In this work, we have proposed a new approach for the description of a local perturbation (quench) in s-calar field theory with the help of the Keldysh technique. This approach does not use the analytical continuation procedure, which in some cases may be ambiguous [10]. Moreover, the method presented in the work allows us to consider systems with an arbitrary initial state.

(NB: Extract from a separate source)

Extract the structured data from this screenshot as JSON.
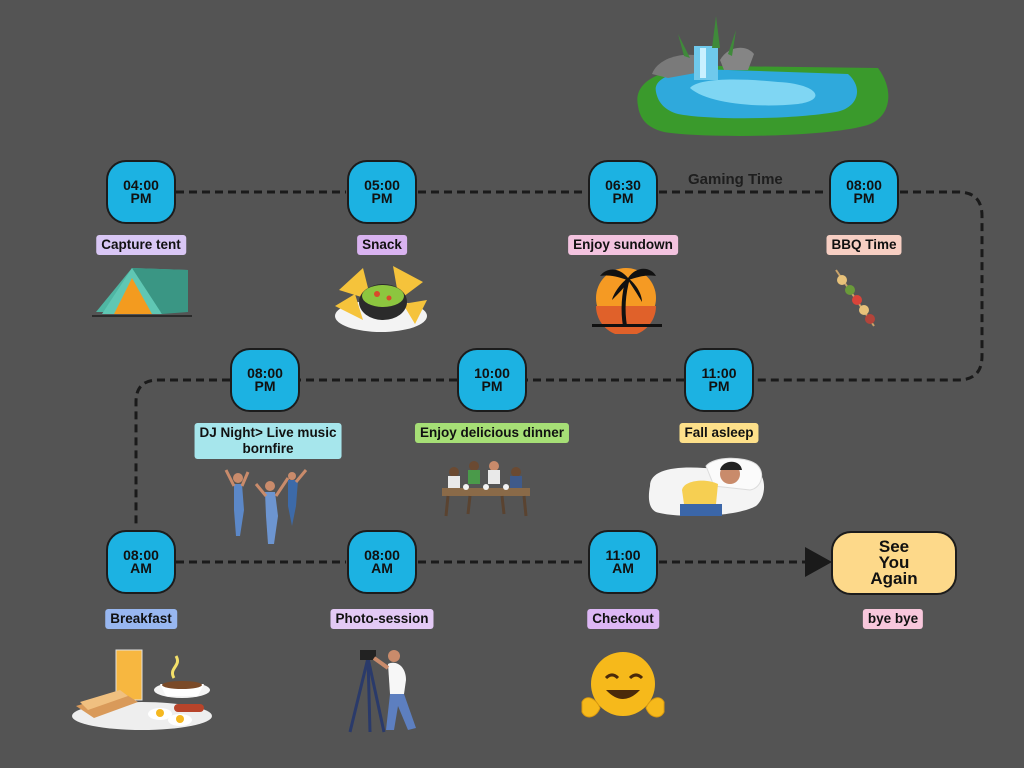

For the quench \(\hat {Q}({{x}_{q}}) = {{e}^{{ - i\frac{\alpha }{\hbar }\hat {\varphi }_{s}^{2}({{x}_{q}})}}}\), the evolution of the energy density was calculated for both the vacuum initial state and the state with an arbitrary initial distribution function fp. Two regimes of propagation of the disturbance front are described, depending on the size of the local disturbance region (the width of the smearing function \(\epsilon \)).

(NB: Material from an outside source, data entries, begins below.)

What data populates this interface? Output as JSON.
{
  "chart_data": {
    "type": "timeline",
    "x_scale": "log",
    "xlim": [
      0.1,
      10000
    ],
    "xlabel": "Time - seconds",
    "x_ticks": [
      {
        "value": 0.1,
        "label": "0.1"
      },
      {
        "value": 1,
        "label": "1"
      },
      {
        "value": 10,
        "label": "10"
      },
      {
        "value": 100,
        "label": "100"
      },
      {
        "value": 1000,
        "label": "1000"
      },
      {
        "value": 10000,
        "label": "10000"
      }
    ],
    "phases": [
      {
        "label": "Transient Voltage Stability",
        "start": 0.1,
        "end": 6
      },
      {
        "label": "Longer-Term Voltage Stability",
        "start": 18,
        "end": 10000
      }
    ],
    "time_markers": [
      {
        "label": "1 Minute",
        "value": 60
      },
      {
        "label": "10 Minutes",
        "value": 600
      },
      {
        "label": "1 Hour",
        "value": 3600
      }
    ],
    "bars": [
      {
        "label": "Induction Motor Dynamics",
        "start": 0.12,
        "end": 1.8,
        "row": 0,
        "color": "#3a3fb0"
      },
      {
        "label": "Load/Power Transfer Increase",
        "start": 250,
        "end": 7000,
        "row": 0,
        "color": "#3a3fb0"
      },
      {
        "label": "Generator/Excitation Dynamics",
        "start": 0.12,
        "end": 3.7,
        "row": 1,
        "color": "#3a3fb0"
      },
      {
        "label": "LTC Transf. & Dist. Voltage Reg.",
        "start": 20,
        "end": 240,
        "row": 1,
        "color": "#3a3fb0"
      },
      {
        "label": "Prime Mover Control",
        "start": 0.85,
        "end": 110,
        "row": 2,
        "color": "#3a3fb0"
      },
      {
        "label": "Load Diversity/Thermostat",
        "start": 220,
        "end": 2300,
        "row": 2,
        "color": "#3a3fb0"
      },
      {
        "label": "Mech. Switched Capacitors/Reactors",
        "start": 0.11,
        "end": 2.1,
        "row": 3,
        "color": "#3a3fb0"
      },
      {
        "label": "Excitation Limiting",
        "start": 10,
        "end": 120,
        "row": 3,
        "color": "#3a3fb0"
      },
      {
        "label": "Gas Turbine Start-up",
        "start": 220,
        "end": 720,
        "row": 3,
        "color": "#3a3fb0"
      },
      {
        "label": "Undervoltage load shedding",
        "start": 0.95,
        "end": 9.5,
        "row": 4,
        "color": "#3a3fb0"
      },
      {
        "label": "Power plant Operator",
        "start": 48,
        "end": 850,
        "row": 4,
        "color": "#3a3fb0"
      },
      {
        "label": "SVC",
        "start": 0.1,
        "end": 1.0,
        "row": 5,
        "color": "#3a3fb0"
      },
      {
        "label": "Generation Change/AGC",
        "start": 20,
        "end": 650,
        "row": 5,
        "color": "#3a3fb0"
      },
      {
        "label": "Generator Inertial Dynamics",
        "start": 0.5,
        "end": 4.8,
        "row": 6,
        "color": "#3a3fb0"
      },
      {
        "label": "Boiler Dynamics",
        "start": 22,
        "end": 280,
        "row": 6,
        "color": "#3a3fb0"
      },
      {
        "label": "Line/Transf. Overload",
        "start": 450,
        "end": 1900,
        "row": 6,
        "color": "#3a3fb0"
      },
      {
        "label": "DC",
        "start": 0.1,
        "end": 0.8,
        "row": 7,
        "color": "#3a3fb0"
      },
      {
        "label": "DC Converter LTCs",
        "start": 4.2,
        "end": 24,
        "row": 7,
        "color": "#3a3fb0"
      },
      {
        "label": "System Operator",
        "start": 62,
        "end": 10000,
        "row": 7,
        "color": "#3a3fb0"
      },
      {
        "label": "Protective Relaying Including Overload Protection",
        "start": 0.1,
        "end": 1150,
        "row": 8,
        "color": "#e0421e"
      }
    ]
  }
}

The approach to the description of the dynamics of a system after an instantaneous local perturbation obtained in this work can be generalized to the case of nonzero interaction, at least for the semiclassical approximation within the Keldysh technique. This is a topic for further investigation.